Dans les dunes du littoral, le jeu du chat et de la souris entre migrants, passeurs et policiers

Reportage à Gravelines où les candidats à la traversée sont toujours plus nombreux. L'an dernier, ainsi, sur le littoral des Hauts-de-France, 46 000 personnes ont réussi à gagner l'Angleterre et 8.000 ont été secourus dans les eaux françaises.

Leurs ombres se dessinent à l'heure bleue, sur la crête des dunes. Préparés à une course-poursuite contre les policiers, quelque 200 migrants s'apprêtent à tenter la traversée vers l'Angleterre sur la plage de Gravelines (Nord).

Voilà trois semaines qu'un "fort vent de nord-est" empêche les départs et paralyse les traversées et l'activité de ceux qui les marchandent, explique une source policière. Impossible pour les frêles embarcations pneumatiques des passeurs aux moteurs capricieux, surchargées de dizaines de personnes, d'affronter la houle et les courants. 

Mais aujourd'hui, le vent est tombé et la météo idéale. Et dans les campements à proximité, le flux de nouveaux arrivants est continu. Pour les passeurs, "il faut que ça parte, vite", poursuit cette source.

Plusieurs dizaines de policiers sont là, entre les ruelles noires, le camping et la plage. Un jeu du chat et de la souris va débuter sur cette portion sauvage du littoral, qui regorge de cachettes.

En mer, l'eau de la Manche est glaciale et la traversée tue. Depuis le naufrage qui a fait 27 morts en 2021, la surveillance est renforcée.

Mais les candidats sont toujours plus nombreux : 46.000 ont réussi à gagner l'Angleterre
en 2022 et 8.000 ont été secourus dans les eaux françaises.

"Ils savent qu'on est là"

Un soleil rouge embrase la mer limpide. Seules les mouettes et le ronflement de la centrale nucléaire, toute proche, troublent le silence.

Par équipes de quatre, des CRS arpentent massifs boisés et broussailles, où les passeurs ont l'habitude de cacher du matériel. "Ils savent qu'on est là, ça ne passera pas cette nuit", avance un policier.
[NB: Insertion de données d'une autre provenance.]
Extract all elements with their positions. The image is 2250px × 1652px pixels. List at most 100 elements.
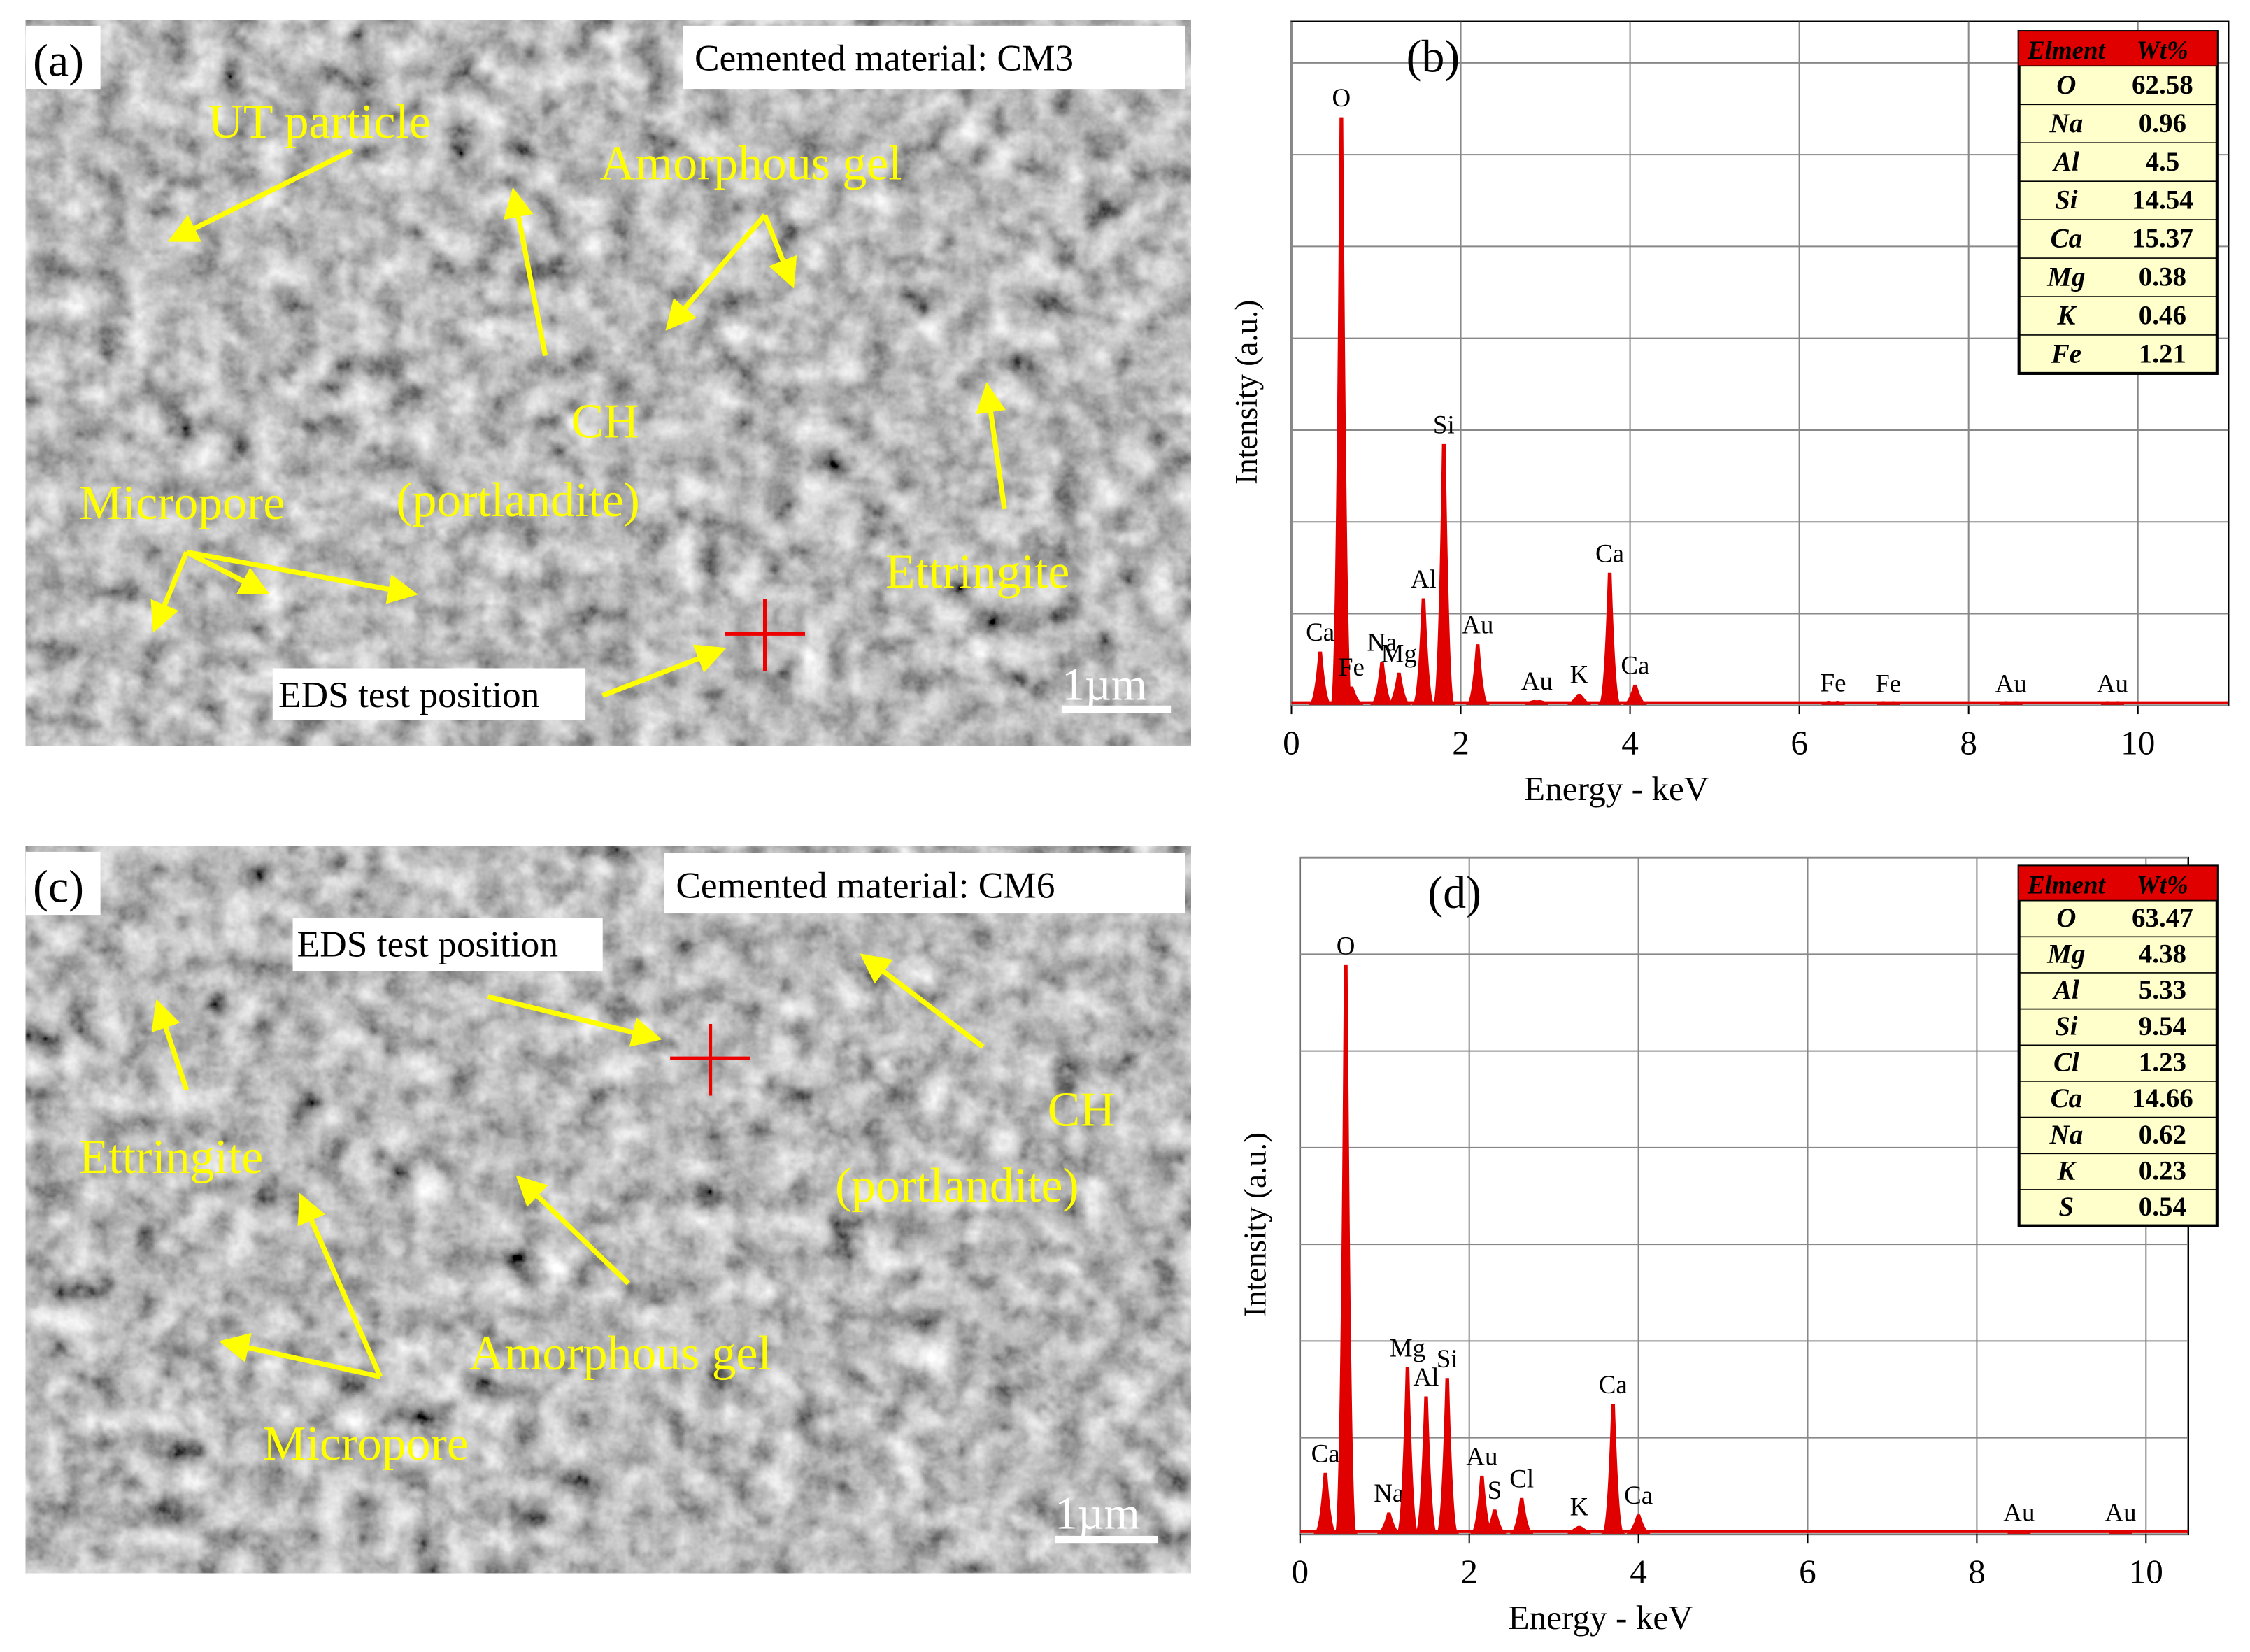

Quinze silhouettes crèvent soudain la nuit en haut des dunes. Vêtues de noir, démarche calme, ces complices des passeurs guettent, semblent défier les patrouilles qui s'éloignent. Et se lancent pour plus de deux heures dans un ballet mille mois répété, fait de repérages et replis tactiques, à chaque mouvement des forces de l'ordre.

Après 07h00, les CRS semblent partis : des dizaines d'autres silhouettes surgissent du sable, plus nerveuses, hésitantes. Une masse d'environ 80 migrants, pour beaucoup des hommes jeunes, se ruent vers l'est, pour se cacher près de la centrale.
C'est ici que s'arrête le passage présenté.